Combinatorics Question Asking How Many Integer Solutions Given Different Restrictions

Your solution to the first question is completely correct.

How many integer solutions of the equation $x_1 + x_2 + x_3 + x_4 = 28$ are there with $-10 \leq x_i \leq 20$ for $1 \leq i \leq 4$?

Let $x_i' = x_i + 10$ for $1 \leq i \leq 4$. Since $-10 \leq x_i \leq 20$, $0 \leq x_i' \leq 30$. Substituting $x_i' - 10$ for $x_i$, $1 \leq i \leq 4$ and simplifying gives $$x_1' + x_2' + x_3' + x_4' = 68$$ which is an equation in the nonnegative integers, which we must solve subject to the restrictions that $x_i \leq 30$ for $1 \leq i \leq 4$. This is an Inclusion-Exclusion Principle problem analogous to the one you solved.

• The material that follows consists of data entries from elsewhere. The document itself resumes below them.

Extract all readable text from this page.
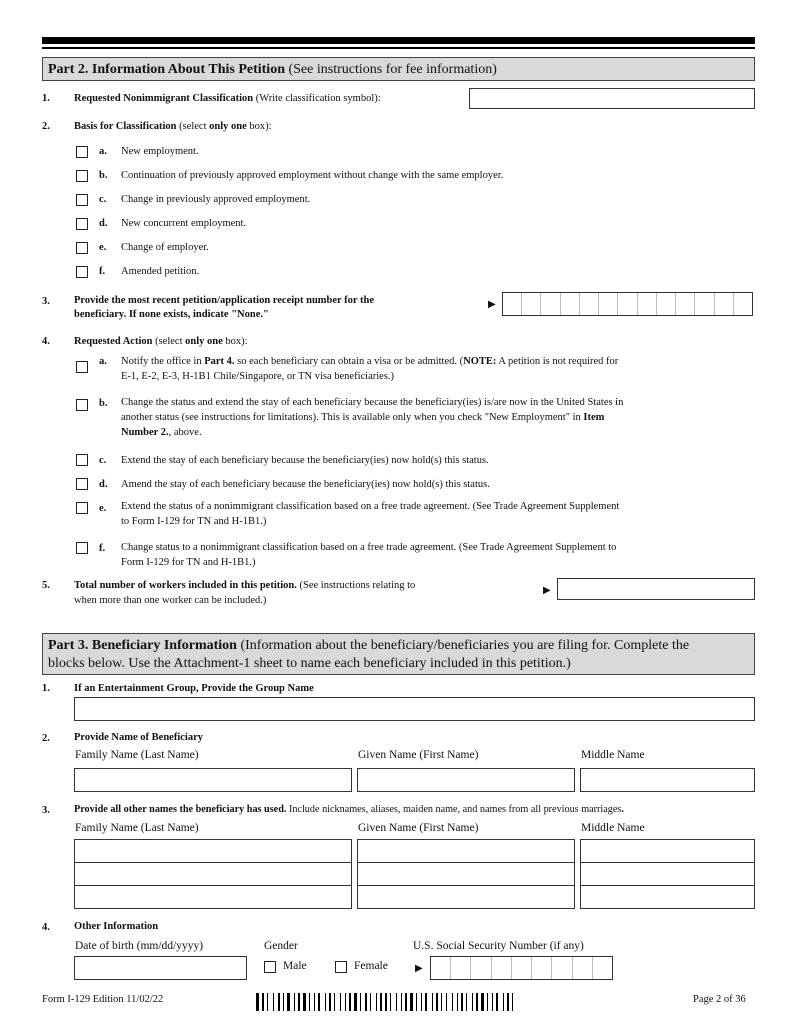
Part 2. Information About This Petition (See instructions for fee information)
1. Requested Nonimmigrant Classification (Write classification symbol):
2. Basis for Classification (select only one box):
a. New employment.
b. Continuation of previously approved employment without change with the same employer.
c. Change in previously approved employment.
d. New concurrent employment.
e. Change of employer.
f. Amended petition.
3. Provide the most recent petition/application receipt number for the
beneficiary. If none exists, indicate "None."
▶
4. Requested Action (select only one box):
a. Notify the office in Part 4. so each beneficiary can obtain a visa or be admitted. (NOTE: A petition is not required for
E-1, E-2, E-3, H-1B1 Chile/Singapore, or TN visa beneficiaries.)
b. Change the status and extend the stay of each beneficiary because the beneficiary(ies) is/are now in the United States in
another status (see instructions for limitations). This is available only when you check "New Employment" in Item
Number 2., above.
c. Extend the stay of each beneficiary because the beneficiary(ies) now hold(s) this status.
d. Amend the stay of each beneficiary because the beneficiary(ies) now hold(s) this status.
e. Extend the status of a nonimmigrant classification based on a free trade agreement. (See Trade Agreement Supplement
to Form I-129 for TN and H-1B1.)
f. Change status to a nonimmigrant classification based on a free trade agreement. (See Trade Agreement Supplement to
Form I-129 for TN and H-1B1.)
5. Total number of workers included in this petition. (See instructions relating to
when more than one worker can be included.)
▶
Part 3. Beneficiary Information (Information about the beneficiary/beneficiaries you are filing for. Complete the
blocks below. Use the Attachment-1 sheet to name each beneficiary included in this petition.)
1. If an Entertainment Group, Provide the Group Name
2. Provide Name of Beneficiary
Family Name (Last Name)	Given Name (First Name)	Middle Name
3. Provide all other names the beneficiary has used. Include nicknames, aliases, maiden name, and names from all previous marriages.
Family Name (Last Name)	Given Name (First Name)	Middle Name
4. Other Information
Date of birth (mm/dd/yyyy)	Gender
Male	Female
U.S. Social Security Number (if any)
▶
Form I-129 Edition 11/02/22	Page 2 of 36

Notice that at most two of the variables can simultaneously violate the restriction since $2 \cdot 31 = 62 < 68 < 93 = 3 \cdot 31$.

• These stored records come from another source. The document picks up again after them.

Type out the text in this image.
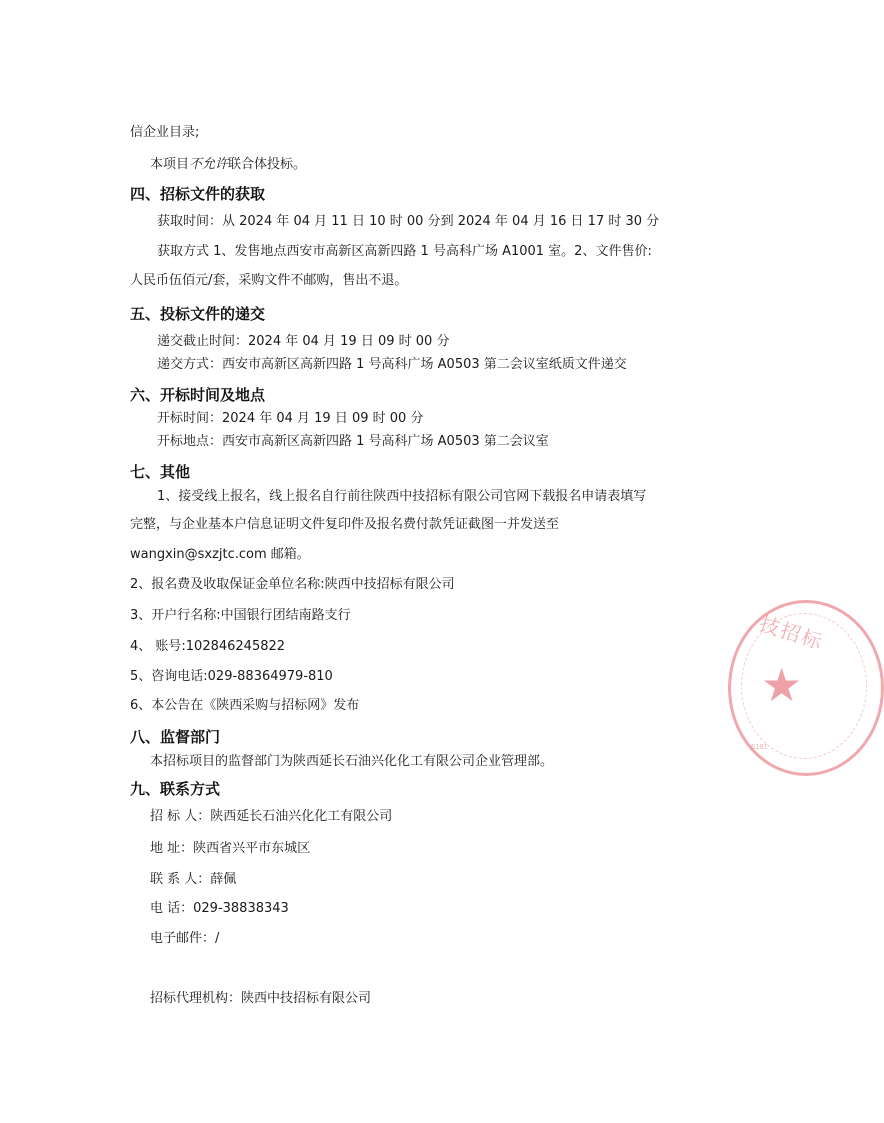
信企业目录;
本项目不允许联合体投标。
四、招标文件的获取
获取时间：从 2024 年 04 月 11 日 10 时 00 分到 2024 年 04 月 16 日 17 时 30 分
获取方式 1、发售地点西安市高新区高新四路 1 号高科广场 A1001 室。2、文件售价:
人民币伍佰元/套，采购文件不邮购，售出不退。
五、投标文件的递交
递交截止时间：2024 年 04 月 19 日 09 时 00 分
递交方式：西安市高新区高新四路 1 号高科广场 A0503 第二会议室纸质文件递交
六、开标时间及地点
开标时间：2024 年 04 月 19 日 09 时 00 分
开标地点：西安市高新区高新四路 1 号高科广场 A0503 第二会议室
七、其他
1、接受线上报名，线上报名自行前往陕西中技招标有限公司官网下载报名申请表填写
完整，与企业基本户信息证明文件复印件及报名费付款凭证截图一并发送至
wangxin@sxzjtc.com 邮箱。
2、报名费及收取保证金单位名称:陕西中技招标有限公司
3、开户行名称:中国银行团结南路支行
4、 账号:102846245822
5、咨询电话:029-88364979-810
6、本公告在《陕西采购与招标网》发布
八、监督部门
本招标项目的监督部门为陕西延长石油兴化化工有限公司企业管理部。
九、联系方式
招 标 人：陕西延长石油兴化化工有限公司
地 址：陕西省兴平市东城区
联 系 人：薛佩
电 话：029-38838343
电子邮件：/
招标代理机构：陕西中技招标有限公司
技招标
★
6101
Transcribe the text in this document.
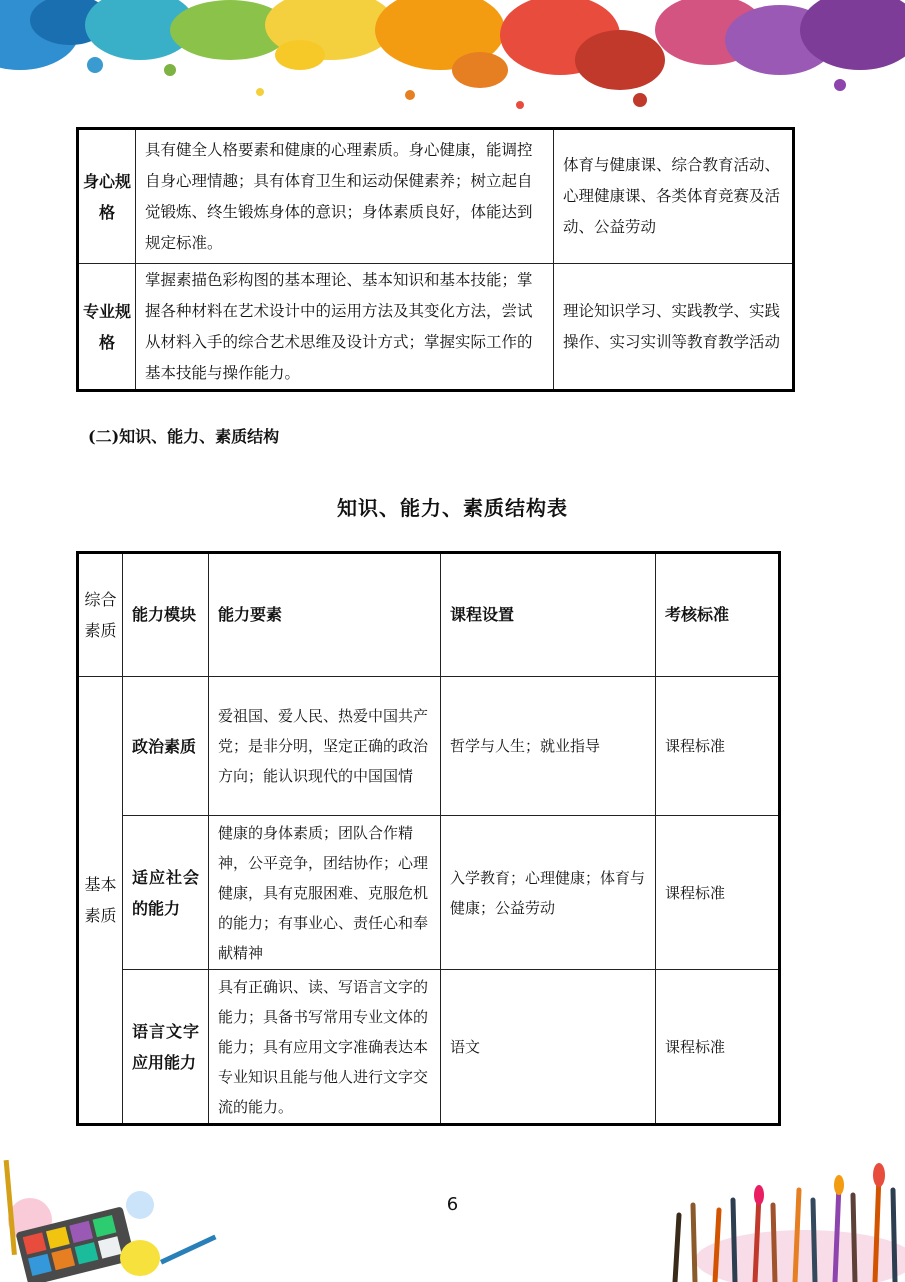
身心规格	具有健全人格要素和健康的心理素质。身心健康，能调控自身心理情趣；具有体育卫生和运动保健素养；树立起自觉锻炼、终生锻炼身体的意识；身体素质良好，体能达到规定标准。	体育与健康课、综合教育活动、心理健康课、各类体育竞赛及活动、公益劳动
专业规格	掌握素描色彩构图的基本理论、基本知识和基本技能；掌握各种材料在艺术设计中的运用方法及其变化方法，尝试从材料入手的综合艺术思维及设计方式；掌握实际工作的基本技能与操作能力。	理论知识学习、实践教学、实践操作、实习实训等教育教学活动
(二)知识、能力、素质结构
知识、能力、素质结构表
综合素质	能力模块	能力要素	课程设置	考核标准
基本素质	政治素质	爱祖国、爱人民、热爱中国共产党；是非分明，坚定正确的政治方向；能认识现代的中国国情	哲学与人生；就业指导	课程标准
	适应社会的能力	健康的身体素质；团队合作精神，公平竞争，团结协作；心理健康，具有克服困难、克服危机的能力；有事业心、责任心和奉献精神	入学教育；心理健康；体育与健康；公益劳动	课程标准
	语言文字应用能力	具有正确识、读、写语言文字的能力；具备书写常用专业文体的能力；具有应用文字准确表达本专业知识且能与他人进行文字交流的能力。	语文	课程标准
6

Applying the Inclusion-Exclusion Principle as above yields $$\binom{68 + 4 - 1}{4 - 1} - \binom{4}{1}\binom{37 + 4 - 1}{4 - 1} + \binom{4}{2}\binom{6 + 4 - 1}{4 - 1} = \binom{71}{3} - \binom{4}{1}\binom{40}{3} + \binom{4}{2}\binom{9}{3}$$

The last problem is a bit tedious. Let's see if we can save you some work.

How many nonnegative integer solutions of the equation $x_1 + x_2 + x_3 + x_4 = 28$ are there such that $x_1 \leq 6$, $x_2 \leq 10$, $x_3 \leq 15$, $x_4 \leq 21$?

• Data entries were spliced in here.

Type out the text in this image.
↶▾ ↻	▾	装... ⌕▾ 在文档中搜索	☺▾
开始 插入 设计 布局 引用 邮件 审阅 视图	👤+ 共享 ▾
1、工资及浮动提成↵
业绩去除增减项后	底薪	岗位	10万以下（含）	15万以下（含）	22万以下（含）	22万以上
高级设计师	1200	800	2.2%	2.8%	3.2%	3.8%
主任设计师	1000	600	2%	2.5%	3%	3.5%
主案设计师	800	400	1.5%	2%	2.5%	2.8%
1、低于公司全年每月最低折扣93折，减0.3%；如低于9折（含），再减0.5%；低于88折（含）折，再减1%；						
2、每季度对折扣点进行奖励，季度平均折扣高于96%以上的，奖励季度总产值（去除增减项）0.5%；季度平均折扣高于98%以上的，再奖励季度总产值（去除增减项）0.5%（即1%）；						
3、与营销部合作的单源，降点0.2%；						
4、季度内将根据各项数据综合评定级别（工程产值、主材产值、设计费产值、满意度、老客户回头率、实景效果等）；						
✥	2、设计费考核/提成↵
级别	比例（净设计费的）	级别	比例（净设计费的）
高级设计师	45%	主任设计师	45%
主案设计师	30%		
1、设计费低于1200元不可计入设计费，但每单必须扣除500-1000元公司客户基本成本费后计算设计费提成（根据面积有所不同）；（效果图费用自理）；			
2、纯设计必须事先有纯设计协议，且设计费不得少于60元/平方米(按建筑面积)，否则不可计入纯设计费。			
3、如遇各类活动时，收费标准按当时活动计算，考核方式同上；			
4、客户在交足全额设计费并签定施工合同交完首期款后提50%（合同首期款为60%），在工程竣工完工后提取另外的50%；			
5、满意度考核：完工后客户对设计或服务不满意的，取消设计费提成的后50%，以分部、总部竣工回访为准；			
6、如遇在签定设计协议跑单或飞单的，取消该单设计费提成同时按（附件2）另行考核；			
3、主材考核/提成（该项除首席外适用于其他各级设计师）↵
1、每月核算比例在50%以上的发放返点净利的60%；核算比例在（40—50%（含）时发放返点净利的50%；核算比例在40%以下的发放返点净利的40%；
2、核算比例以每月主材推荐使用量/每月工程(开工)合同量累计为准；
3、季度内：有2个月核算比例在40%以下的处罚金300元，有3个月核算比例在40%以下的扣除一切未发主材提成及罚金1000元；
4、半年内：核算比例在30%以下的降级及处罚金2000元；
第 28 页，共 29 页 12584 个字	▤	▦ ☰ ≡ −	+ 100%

Let $A$ be the event that $x_1 > 6$, $B$ be the event that $x_2 > 10$, $C$ be the event that $x_3 > 15$, and $D$ be the event that $x_4 > 21$. Without those restrictions, there are $$\binom{28 + 4 - 1}{4 - 1} = \binom{31}{3}$$ solutions, as you found. From these, we must subtract those solutions that violate one or more of the restrictions. To do so, we use the Inclusion-Exclusion Principle. The number of cases that violate one or more of the restrictions is $$|A \cup B \cup C \cup D| = |A| + |B| + |C| + |D| - |A \cap B| - |A \cap C| - |A \cap D| - |B \cap C| - |B \cap D| - |C \cap D| + |A \cap B \cap C| + |A \cap B \cap D| + |A \cap C \cap D| + |B \cap C \cap D| - |A \cap B \cap C \cap D|$$ It is possible to violate each of the restrictions. It is also possible to simultaneously violate the first and second restrictions, first and third restrictions, and second and third restrictions. However, it is not possible to simultaneously violate the first and fourth restrictions, second and fourth restrictions, or third and fourth restrictions, nor it is possible to simultaneously violate any three or four of the restrictions simultaneously. Hence, $$|A \cap B \cap C \cap D| = |A| + |B| + |C| + |D| - |A \cap B| - |A \cap C| - |B \cap C|$$ as all the remaining terms are equal to zero. Can you proceed?